Wel moet de advocaat zich onthouden van middelen die op zichzelf beschouwd ongeoorloofd
zijn of die, zonder dat deze tot enig noemenswaardig voordeel van zijn cliënt strekken,
onevenredig nadeel aan de wederpartij toebrengen.
4.2 In familiezaken moet een advocaat waken voor onnodige polarisatie tussen de
ex-echtelieden. Van een advocaat mag een bepaalde mate van terughoudendheid worden
verwacht, omdat vooral de belangen van kinderen een grote rol kunnen spelen.
Klachtonderdeel a)
4.3 Klager stelt zich in dit klachtonderdeel op het standpunt dat verweerster zich
onnodig grievend over klager heeft uitgelaten in correspondentie en telefoongesprekken
met de advocaat van klager. Ter onderbouwing van zijn klacht heeft klager meerdere
e-mailberichten in geding gebracht, waaruit deze uitlatingen, aldus klager, blijken.

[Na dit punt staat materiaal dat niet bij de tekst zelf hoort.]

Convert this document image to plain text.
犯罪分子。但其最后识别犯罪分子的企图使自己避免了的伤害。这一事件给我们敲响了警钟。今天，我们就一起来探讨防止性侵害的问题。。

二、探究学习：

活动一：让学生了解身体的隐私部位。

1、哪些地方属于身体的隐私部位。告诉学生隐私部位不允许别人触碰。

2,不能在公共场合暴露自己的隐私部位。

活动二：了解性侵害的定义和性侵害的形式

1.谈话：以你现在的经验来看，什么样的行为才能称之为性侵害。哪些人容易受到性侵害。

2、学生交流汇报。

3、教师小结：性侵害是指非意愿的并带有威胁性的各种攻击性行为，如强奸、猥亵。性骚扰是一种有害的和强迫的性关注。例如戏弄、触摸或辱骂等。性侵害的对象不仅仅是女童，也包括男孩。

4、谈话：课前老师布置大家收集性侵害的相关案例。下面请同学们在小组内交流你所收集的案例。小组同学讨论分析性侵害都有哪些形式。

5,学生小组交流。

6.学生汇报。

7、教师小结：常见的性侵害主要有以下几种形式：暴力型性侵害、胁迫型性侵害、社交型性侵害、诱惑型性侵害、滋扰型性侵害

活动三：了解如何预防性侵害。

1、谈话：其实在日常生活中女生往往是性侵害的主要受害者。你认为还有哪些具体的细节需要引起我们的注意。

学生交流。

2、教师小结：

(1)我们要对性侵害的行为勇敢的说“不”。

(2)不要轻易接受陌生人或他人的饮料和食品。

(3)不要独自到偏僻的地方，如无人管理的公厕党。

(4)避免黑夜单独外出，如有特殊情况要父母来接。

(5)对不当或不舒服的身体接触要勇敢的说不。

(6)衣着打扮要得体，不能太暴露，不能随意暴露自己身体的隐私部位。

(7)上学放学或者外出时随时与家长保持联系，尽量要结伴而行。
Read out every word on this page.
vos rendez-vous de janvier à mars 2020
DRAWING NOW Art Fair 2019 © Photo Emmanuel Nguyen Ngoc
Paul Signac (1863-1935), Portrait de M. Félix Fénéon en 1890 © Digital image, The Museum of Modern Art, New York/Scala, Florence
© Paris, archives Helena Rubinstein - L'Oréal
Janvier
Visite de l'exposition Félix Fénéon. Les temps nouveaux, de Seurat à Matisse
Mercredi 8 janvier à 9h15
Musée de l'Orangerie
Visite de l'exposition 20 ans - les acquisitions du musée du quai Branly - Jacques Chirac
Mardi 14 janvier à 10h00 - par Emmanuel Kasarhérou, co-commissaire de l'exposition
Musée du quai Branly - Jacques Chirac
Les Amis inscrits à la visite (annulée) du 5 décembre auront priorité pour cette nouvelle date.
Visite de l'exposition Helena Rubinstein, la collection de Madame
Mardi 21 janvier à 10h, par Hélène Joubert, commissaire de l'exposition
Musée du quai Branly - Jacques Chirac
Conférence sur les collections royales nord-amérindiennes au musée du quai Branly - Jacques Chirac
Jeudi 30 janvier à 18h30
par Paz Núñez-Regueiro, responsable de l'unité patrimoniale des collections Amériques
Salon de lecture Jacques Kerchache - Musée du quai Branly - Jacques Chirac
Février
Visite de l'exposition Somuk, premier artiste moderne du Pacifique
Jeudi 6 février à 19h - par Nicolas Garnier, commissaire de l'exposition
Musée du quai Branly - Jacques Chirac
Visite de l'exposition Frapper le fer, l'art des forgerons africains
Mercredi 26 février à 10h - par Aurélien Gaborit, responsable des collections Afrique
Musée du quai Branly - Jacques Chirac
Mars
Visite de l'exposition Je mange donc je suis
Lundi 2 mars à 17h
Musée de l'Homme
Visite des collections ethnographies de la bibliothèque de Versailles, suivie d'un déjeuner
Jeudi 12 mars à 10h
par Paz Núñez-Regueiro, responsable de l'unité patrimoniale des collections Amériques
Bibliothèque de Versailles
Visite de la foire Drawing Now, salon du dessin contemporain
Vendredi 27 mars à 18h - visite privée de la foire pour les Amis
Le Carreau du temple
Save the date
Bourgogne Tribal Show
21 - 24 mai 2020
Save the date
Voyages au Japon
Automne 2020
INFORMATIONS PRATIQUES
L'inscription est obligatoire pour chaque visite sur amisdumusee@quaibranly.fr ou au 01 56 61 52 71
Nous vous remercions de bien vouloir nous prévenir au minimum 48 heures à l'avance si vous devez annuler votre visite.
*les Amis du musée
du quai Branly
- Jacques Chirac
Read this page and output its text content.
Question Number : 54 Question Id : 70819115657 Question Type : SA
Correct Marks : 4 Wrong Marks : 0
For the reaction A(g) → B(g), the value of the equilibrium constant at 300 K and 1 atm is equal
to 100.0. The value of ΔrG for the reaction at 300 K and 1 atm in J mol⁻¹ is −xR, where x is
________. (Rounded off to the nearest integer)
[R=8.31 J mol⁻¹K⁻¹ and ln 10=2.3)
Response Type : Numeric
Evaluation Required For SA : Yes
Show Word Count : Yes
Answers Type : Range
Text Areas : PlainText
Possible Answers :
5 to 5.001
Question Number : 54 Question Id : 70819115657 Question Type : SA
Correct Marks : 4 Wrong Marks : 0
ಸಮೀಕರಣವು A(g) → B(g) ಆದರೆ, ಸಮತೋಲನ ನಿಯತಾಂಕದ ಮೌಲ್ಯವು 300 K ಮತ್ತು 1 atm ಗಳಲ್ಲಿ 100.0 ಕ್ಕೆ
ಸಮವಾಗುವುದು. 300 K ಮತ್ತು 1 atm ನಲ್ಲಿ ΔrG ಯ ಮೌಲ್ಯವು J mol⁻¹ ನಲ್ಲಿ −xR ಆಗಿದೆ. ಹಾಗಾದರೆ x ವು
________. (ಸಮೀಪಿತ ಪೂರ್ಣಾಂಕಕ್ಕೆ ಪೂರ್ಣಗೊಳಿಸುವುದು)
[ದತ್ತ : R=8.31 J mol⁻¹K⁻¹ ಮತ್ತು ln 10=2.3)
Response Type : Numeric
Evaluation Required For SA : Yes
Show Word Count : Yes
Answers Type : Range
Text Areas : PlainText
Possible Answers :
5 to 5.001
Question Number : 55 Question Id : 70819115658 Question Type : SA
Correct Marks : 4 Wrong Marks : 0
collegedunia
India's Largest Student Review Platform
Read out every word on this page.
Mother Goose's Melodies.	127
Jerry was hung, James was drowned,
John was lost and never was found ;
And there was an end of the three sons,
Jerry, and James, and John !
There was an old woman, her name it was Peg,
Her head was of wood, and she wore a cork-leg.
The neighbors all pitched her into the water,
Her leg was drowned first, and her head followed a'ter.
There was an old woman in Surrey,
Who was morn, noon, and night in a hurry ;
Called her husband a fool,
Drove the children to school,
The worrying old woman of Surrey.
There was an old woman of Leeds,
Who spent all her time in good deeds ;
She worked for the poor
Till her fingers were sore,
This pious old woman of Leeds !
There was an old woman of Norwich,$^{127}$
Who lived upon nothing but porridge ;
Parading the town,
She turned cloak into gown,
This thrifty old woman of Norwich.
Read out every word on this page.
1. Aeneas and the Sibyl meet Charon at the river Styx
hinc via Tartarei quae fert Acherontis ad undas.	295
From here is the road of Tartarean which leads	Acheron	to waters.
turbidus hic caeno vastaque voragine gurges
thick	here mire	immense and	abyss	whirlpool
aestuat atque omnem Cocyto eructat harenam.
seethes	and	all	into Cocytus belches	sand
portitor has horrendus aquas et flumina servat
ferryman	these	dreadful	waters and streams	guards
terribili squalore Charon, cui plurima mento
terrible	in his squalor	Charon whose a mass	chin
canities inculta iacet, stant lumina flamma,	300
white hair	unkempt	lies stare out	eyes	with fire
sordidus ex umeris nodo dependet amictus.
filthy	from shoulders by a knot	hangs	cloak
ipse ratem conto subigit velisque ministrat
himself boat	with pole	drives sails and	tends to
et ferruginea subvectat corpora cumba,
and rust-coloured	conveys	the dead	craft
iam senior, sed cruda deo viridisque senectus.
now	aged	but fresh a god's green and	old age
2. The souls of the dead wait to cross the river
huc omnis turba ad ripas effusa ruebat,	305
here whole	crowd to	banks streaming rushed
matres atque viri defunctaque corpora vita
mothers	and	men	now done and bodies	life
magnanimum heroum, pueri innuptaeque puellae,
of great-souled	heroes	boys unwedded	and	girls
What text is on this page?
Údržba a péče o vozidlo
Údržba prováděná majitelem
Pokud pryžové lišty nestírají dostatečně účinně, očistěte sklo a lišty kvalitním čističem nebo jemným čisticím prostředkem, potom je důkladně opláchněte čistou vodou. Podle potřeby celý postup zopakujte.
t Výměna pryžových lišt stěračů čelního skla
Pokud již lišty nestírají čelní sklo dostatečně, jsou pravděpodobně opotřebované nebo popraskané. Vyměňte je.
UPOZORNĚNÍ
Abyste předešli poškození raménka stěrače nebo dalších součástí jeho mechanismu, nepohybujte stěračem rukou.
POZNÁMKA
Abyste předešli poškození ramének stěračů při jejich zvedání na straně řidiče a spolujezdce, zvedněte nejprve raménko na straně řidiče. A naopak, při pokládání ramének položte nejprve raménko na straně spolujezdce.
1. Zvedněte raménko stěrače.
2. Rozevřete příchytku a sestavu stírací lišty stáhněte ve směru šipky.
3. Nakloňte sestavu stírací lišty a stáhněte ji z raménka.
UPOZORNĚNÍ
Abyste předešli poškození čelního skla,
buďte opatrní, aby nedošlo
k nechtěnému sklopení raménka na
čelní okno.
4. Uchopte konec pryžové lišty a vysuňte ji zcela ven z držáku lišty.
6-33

4.4 De voorzitter overweegt dat van onnodig grievende uitlatingen sprake is als
bewoordingen in de context van de berichtgeving, bijvoorbeeld, apert onjuist, zeer
kwetsend of neerbuigend zijn. Van onnodig grievende uitlatingen kan daarnaast sprake
zijn als grievende bewoordingen in redelijkheid geen bijdrage kunnen leveren aan het
debat waarbinnen de bewoordingen worden gebruikt. Uit de onder de feiten weergegeven
e-mailcorrespondentie volgt naar het oordeel van de voorzitter niet dat verweerster
zich op enig moment in haar correspondentie onnodig grievend heeft uitgelaten over
klager. De toon van haar correspondentie aan mr. R is zakelijk en heeft, zoals verweerster
stelt, geen betrekking op de persoon van klager. Evenmin biedt het klachtdossier grondslag
voor klagers stelling dat verweerster zich telefonisch onnodig grievend heeft uitgelaten.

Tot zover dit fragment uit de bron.